Judge Morgan Christen, writing for the Ninth Circuit, said defendant Michael Hallatt’s conduct could harm Trader Joe’s reputation, decreasing the value of its American-held trademarks.
“According to Trader Joe’s, Hallatt’s poor quality control practices could impact American commerce if consumers who purchase Trader Joe’s-brand products that have been transported to Canada become ill, and news of such illness travels across the border,” the judge explained. “…Trader Joe’s argues its risk of harm is particularly high because Pirate Joe’s displays Trader Joe’s trademarks, which leads consumers to believe that it is an authorized Trader Joe’s retailer. There is nothing implausible about the concern that Trader Joe’s will suffer a tarnished reputation and resultant monetary harm in the United States from contaminated goods sold in Canada. Incidents of food-born illness regularly make international news, and Trader Joe’s alleges that it is aware of at least one customer who became sick after consuming food sold by Pirate Joe’s.”

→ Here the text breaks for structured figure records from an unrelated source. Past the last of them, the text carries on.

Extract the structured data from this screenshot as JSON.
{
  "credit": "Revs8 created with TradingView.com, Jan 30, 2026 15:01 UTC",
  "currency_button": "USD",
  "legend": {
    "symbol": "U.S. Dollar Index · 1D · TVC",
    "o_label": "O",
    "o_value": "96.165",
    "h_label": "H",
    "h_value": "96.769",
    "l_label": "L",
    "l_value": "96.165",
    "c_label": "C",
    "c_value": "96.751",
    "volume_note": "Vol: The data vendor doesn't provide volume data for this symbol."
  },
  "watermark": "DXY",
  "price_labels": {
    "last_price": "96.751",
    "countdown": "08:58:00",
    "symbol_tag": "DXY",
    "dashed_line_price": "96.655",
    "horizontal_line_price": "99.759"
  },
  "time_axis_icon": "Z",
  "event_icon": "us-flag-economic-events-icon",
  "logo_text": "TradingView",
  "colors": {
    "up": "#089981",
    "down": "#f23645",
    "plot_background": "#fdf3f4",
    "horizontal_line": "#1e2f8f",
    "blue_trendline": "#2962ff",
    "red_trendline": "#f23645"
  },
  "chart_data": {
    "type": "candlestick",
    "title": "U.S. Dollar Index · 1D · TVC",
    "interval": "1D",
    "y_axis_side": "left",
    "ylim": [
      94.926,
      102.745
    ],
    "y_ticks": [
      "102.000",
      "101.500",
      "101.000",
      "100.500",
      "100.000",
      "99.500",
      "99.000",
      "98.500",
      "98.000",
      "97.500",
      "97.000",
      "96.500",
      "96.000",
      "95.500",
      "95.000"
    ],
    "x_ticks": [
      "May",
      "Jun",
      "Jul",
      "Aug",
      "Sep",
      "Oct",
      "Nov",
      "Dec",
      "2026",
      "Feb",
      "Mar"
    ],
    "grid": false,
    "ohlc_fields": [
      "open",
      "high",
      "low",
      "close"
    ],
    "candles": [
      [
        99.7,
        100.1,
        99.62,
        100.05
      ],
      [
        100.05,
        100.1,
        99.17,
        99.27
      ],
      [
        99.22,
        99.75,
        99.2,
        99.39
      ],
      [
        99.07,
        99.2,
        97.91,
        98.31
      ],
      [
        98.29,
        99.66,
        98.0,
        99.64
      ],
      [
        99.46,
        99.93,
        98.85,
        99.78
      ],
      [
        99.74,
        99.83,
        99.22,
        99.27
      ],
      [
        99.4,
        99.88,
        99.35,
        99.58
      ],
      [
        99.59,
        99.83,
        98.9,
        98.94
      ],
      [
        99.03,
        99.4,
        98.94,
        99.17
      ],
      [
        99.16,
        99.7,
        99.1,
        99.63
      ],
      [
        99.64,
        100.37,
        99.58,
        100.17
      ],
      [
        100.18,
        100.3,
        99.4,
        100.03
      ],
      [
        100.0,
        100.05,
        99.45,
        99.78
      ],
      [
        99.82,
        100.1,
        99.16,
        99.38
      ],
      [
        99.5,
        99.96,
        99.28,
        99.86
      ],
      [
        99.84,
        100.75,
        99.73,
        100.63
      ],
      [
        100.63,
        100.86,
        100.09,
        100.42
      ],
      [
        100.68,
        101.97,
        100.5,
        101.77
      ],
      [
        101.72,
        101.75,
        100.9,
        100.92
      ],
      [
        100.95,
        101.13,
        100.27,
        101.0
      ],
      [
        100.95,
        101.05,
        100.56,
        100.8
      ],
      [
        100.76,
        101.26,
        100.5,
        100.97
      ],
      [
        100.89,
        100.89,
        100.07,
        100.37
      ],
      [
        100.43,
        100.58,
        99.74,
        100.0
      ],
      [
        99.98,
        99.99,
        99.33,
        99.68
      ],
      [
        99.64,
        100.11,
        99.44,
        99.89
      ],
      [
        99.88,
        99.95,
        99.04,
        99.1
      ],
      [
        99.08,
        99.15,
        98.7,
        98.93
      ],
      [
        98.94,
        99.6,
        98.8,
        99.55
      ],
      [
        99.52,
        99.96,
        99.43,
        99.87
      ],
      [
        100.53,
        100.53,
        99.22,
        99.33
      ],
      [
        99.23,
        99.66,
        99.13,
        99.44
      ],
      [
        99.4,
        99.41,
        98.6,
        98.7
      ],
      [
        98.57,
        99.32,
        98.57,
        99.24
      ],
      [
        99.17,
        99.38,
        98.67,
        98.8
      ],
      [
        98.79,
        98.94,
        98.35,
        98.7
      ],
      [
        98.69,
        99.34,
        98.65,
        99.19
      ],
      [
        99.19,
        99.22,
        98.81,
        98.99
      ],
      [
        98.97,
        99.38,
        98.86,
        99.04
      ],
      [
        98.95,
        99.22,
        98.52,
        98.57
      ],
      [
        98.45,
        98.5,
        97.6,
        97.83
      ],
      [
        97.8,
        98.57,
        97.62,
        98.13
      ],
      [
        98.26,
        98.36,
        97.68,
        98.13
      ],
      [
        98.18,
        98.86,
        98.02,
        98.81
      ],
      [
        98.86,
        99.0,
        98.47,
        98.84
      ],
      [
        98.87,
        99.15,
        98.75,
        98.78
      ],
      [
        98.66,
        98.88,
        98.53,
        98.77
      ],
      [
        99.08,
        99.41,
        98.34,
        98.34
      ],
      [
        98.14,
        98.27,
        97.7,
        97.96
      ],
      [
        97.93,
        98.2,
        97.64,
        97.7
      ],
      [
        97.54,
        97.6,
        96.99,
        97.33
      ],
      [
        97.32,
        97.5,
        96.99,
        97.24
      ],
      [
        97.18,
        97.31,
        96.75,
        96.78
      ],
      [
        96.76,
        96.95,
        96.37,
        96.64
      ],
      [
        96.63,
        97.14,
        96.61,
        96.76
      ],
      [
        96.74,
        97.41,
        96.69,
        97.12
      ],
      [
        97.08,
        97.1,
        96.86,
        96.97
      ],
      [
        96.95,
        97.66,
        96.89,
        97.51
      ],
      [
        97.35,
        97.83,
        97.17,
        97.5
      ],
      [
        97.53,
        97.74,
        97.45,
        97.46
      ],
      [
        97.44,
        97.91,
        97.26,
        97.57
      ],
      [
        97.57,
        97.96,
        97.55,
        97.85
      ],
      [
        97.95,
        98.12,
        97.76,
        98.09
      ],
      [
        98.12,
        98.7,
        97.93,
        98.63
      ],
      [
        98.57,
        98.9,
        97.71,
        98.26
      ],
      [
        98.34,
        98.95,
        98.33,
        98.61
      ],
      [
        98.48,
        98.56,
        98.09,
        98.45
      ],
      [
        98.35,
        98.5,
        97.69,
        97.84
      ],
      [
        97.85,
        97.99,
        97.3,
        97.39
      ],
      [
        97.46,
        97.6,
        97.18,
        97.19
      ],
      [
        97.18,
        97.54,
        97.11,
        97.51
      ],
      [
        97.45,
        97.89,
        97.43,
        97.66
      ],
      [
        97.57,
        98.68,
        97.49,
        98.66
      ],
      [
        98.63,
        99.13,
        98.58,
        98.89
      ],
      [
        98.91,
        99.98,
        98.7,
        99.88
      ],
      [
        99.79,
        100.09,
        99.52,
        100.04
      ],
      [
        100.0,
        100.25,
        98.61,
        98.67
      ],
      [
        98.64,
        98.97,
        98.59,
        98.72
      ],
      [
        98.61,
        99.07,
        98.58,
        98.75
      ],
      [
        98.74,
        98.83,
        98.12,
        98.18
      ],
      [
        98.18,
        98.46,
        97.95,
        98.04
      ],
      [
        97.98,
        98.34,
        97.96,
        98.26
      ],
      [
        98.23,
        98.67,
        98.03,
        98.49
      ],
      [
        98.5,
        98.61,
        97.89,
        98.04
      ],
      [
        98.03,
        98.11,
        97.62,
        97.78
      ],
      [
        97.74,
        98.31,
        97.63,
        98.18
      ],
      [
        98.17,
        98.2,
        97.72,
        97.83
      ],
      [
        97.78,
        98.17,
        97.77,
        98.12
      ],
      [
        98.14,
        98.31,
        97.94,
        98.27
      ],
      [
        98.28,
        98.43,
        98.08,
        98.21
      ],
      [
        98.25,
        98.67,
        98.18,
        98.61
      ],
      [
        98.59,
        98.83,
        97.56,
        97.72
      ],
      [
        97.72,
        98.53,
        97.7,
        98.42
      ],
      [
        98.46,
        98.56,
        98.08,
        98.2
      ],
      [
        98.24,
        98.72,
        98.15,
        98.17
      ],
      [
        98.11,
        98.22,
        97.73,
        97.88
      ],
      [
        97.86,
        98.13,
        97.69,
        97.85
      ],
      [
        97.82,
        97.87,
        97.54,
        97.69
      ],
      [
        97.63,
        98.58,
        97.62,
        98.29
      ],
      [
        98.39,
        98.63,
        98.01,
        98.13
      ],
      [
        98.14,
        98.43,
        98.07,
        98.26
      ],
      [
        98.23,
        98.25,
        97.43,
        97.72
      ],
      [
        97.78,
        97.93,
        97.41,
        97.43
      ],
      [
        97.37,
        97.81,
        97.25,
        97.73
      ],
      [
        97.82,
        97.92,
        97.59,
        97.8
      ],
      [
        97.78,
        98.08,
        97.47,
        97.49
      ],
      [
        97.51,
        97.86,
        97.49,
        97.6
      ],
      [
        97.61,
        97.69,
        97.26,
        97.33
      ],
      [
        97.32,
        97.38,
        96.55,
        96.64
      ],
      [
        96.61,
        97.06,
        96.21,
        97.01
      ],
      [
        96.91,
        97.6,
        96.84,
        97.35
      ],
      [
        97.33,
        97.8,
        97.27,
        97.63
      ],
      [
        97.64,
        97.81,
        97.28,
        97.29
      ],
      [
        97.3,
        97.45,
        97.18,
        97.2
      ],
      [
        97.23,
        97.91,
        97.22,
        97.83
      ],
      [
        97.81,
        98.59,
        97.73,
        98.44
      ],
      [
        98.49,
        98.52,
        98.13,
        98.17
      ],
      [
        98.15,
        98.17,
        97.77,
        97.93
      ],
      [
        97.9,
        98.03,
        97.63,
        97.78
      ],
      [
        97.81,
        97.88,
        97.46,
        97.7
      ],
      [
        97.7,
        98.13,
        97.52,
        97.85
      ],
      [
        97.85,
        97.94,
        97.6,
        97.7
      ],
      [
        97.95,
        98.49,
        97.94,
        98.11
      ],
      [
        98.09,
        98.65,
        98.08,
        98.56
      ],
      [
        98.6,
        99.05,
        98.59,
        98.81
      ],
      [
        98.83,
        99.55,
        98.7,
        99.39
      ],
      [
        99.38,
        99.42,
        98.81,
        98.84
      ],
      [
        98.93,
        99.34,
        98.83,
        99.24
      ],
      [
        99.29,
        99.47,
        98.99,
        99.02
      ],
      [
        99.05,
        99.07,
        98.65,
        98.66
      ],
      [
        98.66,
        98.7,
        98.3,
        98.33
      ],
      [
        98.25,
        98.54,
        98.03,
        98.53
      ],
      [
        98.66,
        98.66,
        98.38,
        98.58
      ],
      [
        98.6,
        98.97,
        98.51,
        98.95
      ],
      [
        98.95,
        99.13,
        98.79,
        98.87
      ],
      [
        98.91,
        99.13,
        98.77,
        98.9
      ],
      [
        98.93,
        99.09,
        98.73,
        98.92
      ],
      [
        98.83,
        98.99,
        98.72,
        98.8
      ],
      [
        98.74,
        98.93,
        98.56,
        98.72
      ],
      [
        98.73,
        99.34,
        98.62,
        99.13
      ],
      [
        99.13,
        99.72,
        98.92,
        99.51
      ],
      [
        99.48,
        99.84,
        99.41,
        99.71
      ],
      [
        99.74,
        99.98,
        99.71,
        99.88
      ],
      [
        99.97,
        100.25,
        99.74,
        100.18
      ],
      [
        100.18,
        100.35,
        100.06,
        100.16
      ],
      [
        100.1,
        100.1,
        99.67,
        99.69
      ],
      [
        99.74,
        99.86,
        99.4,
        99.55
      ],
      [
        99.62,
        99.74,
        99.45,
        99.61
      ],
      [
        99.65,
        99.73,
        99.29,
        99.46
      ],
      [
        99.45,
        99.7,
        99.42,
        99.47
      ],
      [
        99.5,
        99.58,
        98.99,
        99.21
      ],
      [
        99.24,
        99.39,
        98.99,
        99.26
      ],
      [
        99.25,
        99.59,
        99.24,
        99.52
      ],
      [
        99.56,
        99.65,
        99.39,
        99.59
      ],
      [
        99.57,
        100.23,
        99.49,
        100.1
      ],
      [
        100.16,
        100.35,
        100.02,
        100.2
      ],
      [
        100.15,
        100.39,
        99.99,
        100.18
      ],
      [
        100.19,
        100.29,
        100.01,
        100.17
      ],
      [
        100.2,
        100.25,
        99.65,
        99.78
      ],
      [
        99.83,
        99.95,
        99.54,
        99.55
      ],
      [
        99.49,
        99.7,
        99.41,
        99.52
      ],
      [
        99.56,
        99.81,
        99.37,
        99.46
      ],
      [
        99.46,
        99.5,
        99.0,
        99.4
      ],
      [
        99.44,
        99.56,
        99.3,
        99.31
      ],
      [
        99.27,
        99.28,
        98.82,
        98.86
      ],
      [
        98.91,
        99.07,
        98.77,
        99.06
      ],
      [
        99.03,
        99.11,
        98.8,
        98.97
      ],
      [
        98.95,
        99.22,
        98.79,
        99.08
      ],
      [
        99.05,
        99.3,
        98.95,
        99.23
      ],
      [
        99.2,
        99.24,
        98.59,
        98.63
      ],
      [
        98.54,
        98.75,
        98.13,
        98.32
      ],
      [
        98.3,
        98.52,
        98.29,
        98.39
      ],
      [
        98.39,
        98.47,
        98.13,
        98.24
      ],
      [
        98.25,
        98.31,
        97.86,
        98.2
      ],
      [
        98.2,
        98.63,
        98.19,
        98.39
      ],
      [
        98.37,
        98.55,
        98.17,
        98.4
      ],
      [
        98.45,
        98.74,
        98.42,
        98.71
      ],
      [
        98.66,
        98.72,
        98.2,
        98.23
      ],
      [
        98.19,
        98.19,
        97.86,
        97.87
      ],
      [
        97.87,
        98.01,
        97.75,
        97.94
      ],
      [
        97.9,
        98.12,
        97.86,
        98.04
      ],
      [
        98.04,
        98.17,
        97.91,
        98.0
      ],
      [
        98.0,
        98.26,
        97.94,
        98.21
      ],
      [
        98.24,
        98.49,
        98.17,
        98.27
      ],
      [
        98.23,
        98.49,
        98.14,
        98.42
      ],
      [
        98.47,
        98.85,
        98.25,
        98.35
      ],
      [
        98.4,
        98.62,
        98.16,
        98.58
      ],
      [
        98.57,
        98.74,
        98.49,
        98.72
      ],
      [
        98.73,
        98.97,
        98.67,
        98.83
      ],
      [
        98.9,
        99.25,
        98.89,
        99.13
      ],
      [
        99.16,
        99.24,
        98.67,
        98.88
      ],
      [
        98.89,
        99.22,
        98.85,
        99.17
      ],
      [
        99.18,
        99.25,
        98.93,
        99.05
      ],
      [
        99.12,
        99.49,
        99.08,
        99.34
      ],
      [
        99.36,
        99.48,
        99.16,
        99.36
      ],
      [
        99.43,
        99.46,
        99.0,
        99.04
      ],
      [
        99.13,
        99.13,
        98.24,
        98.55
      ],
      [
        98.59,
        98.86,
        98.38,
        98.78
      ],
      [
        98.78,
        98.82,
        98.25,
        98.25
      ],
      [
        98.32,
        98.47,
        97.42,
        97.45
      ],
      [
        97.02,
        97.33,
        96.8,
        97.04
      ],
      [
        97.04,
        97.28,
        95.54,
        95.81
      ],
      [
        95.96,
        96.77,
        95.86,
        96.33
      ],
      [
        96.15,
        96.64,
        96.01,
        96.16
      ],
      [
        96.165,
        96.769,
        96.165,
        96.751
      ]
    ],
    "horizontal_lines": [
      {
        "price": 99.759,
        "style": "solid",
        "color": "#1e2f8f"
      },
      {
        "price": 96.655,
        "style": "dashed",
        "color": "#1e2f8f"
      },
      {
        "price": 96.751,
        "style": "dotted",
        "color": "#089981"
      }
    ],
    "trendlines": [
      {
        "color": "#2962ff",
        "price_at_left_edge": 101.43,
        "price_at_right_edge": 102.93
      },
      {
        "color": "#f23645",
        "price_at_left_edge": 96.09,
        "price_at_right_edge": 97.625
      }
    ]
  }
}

Trader Joe’s has also alleged that Hallatt’s store has poor customer service, and that his markups are so high that U.S. customers visiting the store will associate Trader Joe’s with high prices.
Judges Richard Paez and Jay Bybee concurred in the opinion.
Hallatt’s Seattle attorney, Nathan Alexander, said in an email to The Associated Press he and Hallatt disagree with the ruling and are evaluating their options.
Hallatt disputed his store looks like a Trader Joe’s and said he has no intention of backing down.
“We’re here to see it through, and that means doing this for the people who want this stuff,” he said.
Trader Joe’s does not have stores in Canada. The company sued Hallatt in 2013, alleging he drove across the border to a Trader Joe’s store in Washington state, bought the company’s products and resold them at higher prices at his Vancouver store.
A Trader Joe’s store in Bellingham, Wash. stopped selling to Hallatt after he admitted what he was doing with the goods, but he put on disguises to avoid detection, shopped at other stores as far away as California and hired others to shop for him, the company said in its complaint. It estimated Hallatt had spent more than $350,000 on its products.
In court documents responding to the lawsuit, Hallatt said his business was lawful, and he provided a service to Canadians who wanted Trader Joe’s products but didn’t want to go through the trouble of traveling to the U.S. to get them. Hallatt also said he never represented himself as an authorized reseller of Trader Joe’s products or as an affiliate of Trader Joe’s.
The case is Trader Joe’s Company v. Hallatt, 14-35035.